That era is fast closing.

KPMG calls the next wave agentic customer experience — AI that doesn’t just respond but acts across the journey. The winners won’t be the firms with the loudest tech story. They’ll be the ones with the best operating model underneath it.

Here’s the uncomfortable truth: AI won’t fix a broken experience. It will expose it.

KPMG’s work points to the same drivers customers actually reward: empathy, resolution, and meeting expectations. So, if you’re using AI to deflect customers rather than resolve them, you’re not lowering cost, you’re compounding churn.

The opportunity is real, but it’s not “buy more tools”. It’s doing the unglamorous work:

  • aligning the organisation around one customer outcome,

  • integrating the systems that force people to repeat themselves,

  • designing governance so AI decisions are explainable and auditable.

Do nothing, and you don’t just “miss innovation”. You inherit hidden cost: rework, escalations, trust erosion and customers trained by the best experiences elsewhere.

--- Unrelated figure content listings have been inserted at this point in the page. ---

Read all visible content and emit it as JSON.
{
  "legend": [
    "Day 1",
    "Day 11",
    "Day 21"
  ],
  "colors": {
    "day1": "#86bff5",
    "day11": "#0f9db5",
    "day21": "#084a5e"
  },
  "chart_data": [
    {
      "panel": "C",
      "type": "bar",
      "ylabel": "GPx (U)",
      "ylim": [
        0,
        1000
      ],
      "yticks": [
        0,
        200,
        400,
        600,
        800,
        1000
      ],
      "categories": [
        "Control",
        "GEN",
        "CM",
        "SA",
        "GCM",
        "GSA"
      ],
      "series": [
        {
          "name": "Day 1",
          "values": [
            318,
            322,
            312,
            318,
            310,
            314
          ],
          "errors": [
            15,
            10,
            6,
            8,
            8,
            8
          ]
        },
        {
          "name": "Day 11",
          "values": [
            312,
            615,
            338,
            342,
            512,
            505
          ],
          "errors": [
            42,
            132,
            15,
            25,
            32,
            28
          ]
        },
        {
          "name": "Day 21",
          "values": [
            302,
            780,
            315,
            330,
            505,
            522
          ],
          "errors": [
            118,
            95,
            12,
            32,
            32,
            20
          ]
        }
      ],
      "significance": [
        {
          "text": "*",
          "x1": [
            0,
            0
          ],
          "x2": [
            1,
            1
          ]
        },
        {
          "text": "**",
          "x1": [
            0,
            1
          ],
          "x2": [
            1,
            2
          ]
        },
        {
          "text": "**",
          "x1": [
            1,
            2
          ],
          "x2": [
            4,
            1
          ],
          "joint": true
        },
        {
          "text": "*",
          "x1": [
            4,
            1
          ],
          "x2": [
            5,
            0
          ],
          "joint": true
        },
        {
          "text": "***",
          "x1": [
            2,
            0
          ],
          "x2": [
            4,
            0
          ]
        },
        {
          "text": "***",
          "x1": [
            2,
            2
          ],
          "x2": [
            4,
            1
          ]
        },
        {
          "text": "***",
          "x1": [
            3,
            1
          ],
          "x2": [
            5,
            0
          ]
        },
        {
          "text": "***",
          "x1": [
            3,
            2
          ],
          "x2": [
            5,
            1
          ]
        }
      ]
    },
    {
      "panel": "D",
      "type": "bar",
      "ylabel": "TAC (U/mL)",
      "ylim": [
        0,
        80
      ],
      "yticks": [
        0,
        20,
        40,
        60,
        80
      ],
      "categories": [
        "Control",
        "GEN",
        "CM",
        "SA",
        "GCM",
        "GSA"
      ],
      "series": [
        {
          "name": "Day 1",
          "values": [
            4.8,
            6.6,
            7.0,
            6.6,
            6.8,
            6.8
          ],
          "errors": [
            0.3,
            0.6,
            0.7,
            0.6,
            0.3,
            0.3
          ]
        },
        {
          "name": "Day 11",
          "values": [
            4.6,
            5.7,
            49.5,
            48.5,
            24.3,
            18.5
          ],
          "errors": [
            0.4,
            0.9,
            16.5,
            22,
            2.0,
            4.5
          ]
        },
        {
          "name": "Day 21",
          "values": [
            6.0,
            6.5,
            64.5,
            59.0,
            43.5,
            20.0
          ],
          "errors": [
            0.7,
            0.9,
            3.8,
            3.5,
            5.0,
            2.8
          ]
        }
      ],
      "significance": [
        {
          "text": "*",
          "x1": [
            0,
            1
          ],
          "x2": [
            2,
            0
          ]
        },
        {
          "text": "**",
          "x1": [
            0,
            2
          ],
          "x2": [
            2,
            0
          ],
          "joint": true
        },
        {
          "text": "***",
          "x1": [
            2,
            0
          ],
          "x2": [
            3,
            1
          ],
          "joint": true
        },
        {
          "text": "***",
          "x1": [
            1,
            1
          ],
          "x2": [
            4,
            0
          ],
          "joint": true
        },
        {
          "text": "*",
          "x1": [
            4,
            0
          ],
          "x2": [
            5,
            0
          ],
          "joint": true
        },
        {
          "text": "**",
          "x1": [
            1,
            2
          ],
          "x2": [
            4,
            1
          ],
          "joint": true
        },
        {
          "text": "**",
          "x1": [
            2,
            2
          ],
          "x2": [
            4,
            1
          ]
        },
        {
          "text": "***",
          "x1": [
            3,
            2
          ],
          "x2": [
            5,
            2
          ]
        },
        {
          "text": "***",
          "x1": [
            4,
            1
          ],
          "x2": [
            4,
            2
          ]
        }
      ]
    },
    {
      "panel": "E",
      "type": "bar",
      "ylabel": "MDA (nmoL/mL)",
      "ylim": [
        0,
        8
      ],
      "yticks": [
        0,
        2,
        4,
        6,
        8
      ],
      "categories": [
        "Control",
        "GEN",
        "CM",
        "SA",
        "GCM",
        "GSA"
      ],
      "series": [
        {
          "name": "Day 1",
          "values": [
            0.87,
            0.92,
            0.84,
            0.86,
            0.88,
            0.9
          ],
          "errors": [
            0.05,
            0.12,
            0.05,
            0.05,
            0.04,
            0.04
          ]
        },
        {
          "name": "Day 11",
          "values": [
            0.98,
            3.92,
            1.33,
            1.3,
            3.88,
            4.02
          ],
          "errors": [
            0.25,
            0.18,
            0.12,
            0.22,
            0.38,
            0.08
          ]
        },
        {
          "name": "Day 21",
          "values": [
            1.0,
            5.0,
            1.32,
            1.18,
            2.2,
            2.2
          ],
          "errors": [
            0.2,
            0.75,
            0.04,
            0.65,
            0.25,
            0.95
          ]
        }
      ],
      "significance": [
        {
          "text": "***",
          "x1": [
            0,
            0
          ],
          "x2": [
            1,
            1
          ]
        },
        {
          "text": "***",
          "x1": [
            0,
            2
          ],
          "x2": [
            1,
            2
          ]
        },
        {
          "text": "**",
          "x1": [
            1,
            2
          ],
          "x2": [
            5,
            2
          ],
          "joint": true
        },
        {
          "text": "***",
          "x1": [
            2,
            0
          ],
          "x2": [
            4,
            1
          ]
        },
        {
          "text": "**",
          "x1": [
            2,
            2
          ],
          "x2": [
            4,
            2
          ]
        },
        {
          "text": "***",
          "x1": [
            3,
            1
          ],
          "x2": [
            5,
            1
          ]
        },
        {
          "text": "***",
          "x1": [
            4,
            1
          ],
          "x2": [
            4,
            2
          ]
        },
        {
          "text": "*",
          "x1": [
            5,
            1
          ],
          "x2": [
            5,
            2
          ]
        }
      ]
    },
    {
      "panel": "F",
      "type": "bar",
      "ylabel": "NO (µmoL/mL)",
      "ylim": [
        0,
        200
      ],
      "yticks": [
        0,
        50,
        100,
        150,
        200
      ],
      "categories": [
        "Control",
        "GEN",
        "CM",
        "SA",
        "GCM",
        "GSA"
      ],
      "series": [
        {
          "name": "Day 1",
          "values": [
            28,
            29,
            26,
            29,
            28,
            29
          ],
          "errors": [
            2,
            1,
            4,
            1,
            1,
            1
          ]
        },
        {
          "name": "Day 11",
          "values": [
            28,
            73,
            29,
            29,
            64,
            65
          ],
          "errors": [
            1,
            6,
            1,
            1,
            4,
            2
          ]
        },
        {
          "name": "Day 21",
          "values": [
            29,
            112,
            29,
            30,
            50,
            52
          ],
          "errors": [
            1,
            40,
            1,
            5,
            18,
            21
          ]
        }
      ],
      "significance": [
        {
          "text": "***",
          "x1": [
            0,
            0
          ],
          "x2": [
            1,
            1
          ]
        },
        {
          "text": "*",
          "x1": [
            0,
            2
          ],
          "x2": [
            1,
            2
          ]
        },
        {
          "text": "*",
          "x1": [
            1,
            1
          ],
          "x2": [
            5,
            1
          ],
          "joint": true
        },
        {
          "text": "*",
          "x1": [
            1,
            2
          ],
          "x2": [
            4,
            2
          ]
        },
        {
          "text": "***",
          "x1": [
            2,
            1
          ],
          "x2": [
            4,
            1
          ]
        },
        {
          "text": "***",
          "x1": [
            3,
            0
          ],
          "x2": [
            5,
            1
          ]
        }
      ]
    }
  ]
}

NextGen Experts view: the new CX moat is invisible plumbing — the joinery between data, process, people and accountability.

Three boardroom questions:

  1. Where do customers still repeat themselves — and what does that friction cost us?

  2. Do we have one customer truth, or competing versions?

  3. If an AI agent acted for us tomorrow, would we stand behind its decisions?

Because the shift is already underway — and “average” is about to feel expensive.